Have the ability to specify read/write permissions on the field level


It would be great to have the ability to specify read/write permissions on the field level. That way someone can’t see all your models fields by simply looking at the schema; plus it would be really nice to have private fields that only x roles can see, it would open up the possibilities even more with DATOcms!

For our use case we require to be able to specify CRUD permissions on field level. Some fields shouldn’t be visible for certain roles, some roles can see certain fields but not edit them, etc. So we either require to able to assign CRUD permissions based on roles, or be able to create different views for different roles. Are there plans to put this issue on the roadmap?/ What is the status of this issue?

Linked to:

This would be great to have!

For now, I’m just adding a “for developers only” fieldset and putting all the dangerous fields in there. There is also a Hidden Field plugin… maybe that can be extended to check user role/permissions before showing the field?

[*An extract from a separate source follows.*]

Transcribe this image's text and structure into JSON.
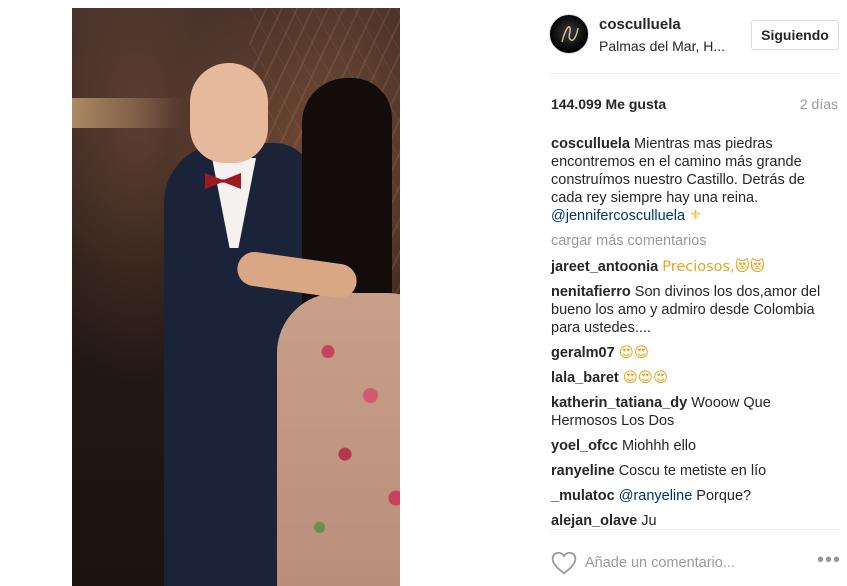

Yes, the “Hide field from role” plugin normally does the job: Hide field from role - Plugins - DatoCMS

Let us know if the plugins are not enough!

1 Like

That should be fine, thank you for the suggestion!

It’s not the safest system (anybody who knows how to edit CSS can un-hide that and change the value), but on our small & trusted team it’s probably not an issue.

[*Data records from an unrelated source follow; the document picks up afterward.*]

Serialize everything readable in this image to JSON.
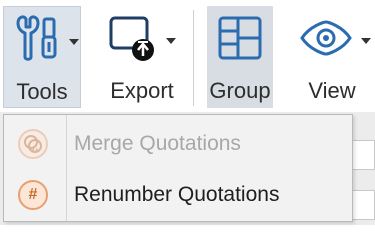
{
  "ribbon": {
    "tools": {
      "label": "Tools",
      "icon": "tools-icon"
    },
    "export": {
      "label": "Export",
      "icon": "export-icon"
    },
    "group": {
      "label": "Group",
      "icon": "group-icon"
    },
    "view": {
      "label": "View",
      "icon": "eye-icon"
    }
  },
  "tools_menu": {
    "items": [
      {
        "label": "Merge Quotations",
        "icon": "merge-quotations-icon",
        "enabled": false
      },
      {
        "label": "Renumber Quotations",
        "icon": "renumber-quotations-icon",
        "enabled": true
      }
    ]
  },
  "colors": {
    "accent_blue": "#2b6cb0",
    "menu_icon_orange": "#e8a070"
  }
}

I completely agree, it’s just a workaround, but before adding a lot of complexity there we are trying to understand if that’s the only use case

One use case is to facilitate multi-role editor environments. For example one person might draft the initial article, another person might fill out the SEO fields, a dev might add some arbitrary JSON into a secret field, and then a reviewer would review & publish all of it.

Or, another use case is that maybe we don’t want the slug (or some other unique ID) to be changeable after creation by anyone except devs & admins (not sure if that’s possible… i.e. if there’s a difference between a model entry creation vs field update).

But the workaround should suffice for now. Thanks!

yes, with the plugin you should be able to hide the fields from the specific roles.

Regarding the ability of hiding a field after the creation you might be able to implement that with a plugin!